The gist of the editorial was that by his sentence of a man in connection with a charge of animal abuse, Judge Donald Capper was sending the wrong message to would-be animal abusers.
However, the purpose of sentencing in a criminal case is not to send messages to the community, but to find the appropriate sentence for the guilty party. Judges do not sentence in a vacuum; there are laws that the judge must consider in determining an appropriate sentence.
From what I know about the case, Judge Capper’s sentence was within the guidelines and entirely appropriate.
Aside from the fact that your editorial is factually in error, it betrays a profound ignorance of how the criminal justice system works.
You seem, for example, to find something sinister in the court’s refusal to follow the prosecutor’s recommendation.

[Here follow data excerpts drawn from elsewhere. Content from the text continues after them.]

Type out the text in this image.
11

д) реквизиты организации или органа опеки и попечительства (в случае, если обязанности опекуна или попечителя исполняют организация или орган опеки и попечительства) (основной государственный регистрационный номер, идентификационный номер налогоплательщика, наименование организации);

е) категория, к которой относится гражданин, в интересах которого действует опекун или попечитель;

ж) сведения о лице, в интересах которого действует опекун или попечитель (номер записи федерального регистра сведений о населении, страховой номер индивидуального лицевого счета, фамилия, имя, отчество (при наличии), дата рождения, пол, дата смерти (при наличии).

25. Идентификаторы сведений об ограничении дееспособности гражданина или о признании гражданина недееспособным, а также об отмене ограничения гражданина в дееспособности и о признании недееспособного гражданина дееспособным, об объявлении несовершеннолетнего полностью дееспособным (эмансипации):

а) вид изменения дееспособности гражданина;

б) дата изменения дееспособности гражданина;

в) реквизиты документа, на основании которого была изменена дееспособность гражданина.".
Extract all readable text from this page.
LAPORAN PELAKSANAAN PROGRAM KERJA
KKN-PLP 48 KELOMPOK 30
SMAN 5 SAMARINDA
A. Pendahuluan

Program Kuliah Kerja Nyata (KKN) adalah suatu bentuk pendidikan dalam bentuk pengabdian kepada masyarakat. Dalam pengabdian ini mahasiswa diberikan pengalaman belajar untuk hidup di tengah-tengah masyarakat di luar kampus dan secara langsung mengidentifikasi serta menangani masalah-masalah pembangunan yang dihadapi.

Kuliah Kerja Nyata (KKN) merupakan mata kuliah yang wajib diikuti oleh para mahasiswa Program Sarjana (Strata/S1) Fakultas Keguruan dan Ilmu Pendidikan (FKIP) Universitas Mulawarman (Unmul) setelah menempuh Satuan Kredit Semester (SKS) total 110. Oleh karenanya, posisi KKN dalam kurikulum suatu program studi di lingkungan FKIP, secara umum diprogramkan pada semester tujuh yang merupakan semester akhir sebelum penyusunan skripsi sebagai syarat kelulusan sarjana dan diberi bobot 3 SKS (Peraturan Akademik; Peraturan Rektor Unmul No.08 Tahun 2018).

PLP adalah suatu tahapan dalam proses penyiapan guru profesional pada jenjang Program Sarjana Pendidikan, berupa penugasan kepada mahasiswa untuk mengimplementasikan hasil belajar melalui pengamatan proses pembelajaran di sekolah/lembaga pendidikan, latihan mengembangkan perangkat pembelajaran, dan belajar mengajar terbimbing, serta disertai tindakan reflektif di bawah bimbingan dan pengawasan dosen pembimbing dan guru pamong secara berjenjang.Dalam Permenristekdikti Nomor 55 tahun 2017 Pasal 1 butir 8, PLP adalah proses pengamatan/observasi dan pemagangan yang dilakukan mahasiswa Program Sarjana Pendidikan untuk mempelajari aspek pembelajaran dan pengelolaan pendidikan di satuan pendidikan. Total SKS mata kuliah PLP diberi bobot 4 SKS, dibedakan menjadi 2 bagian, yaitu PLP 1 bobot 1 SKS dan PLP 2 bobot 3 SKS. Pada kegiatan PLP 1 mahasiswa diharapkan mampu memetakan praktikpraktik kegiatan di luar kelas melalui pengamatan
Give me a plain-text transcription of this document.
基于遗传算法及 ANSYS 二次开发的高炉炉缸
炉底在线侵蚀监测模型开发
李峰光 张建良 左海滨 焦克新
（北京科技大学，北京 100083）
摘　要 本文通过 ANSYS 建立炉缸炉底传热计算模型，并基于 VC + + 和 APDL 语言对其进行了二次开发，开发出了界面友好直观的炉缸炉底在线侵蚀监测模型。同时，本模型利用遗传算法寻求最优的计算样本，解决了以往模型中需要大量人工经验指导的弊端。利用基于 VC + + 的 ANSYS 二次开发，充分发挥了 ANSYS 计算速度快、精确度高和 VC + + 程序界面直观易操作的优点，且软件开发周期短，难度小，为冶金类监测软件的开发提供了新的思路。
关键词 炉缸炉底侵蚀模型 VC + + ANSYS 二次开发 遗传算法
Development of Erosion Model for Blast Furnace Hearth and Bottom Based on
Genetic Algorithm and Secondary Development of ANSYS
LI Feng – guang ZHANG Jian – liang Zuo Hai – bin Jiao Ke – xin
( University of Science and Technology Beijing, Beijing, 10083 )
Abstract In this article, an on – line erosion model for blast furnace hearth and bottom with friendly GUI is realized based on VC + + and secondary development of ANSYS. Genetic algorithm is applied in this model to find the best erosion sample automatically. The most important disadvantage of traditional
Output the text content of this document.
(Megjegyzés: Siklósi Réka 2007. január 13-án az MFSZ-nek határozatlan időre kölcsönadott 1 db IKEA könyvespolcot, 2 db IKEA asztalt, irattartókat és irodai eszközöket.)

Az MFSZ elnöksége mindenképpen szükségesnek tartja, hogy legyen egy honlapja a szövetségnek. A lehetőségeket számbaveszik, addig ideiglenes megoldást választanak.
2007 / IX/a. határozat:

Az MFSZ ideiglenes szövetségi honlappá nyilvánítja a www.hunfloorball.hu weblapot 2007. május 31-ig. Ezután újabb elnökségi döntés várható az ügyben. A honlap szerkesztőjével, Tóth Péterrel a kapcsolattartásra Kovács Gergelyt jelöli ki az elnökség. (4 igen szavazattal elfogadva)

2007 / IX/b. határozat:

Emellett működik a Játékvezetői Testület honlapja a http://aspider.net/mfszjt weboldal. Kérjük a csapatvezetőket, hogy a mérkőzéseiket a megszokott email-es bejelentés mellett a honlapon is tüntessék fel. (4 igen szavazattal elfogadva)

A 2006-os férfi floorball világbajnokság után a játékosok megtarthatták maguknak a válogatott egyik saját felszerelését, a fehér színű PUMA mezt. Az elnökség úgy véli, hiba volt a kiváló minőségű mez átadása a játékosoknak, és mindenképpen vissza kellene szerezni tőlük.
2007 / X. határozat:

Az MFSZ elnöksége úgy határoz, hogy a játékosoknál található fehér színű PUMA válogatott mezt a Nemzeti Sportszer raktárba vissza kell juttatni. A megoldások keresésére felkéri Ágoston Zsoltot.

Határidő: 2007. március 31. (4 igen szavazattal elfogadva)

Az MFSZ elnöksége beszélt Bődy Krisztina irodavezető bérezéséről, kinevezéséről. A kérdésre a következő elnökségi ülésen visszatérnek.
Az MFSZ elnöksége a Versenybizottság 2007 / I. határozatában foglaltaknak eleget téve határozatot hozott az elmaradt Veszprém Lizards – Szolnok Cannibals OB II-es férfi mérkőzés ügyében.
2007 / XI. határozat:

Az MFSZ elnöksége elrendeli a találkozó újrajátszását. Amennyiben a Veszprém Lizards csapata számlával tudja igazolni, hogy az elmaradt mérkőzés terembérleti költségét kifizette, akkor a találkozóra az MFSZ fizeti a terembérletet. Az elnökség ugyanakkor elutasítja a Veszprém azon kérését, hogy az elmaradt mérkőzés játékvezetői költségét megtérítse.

However, judges are not bound by the recommendation, and I have seen judges, including Judge Capper, deviate from those recommendations by giving harsher sentences than recommended, when it is appropriate.
Neither is community service “a slap on the wrist” as you apparently assert. Both municipal court judges in Lawrence County use community service as an alternative to jail. Jail is terribly expensive for the county, does no useful rehabilitation and helps no one. At least by performing community service, offenders give back to the community.
Likewise, an order to pay $2,100 in restitution is not a slap on the wrist, at least to persons who earn less than Tribune editors.
Your haste in forming judgment on incomplete facts and ignorance of procedure is another reason why it is better to have judges and courts of law rather than lynch mobs.
Your editorial maligns an eminently fair and honorable judge. You owe Judge Capper and your readers an apology.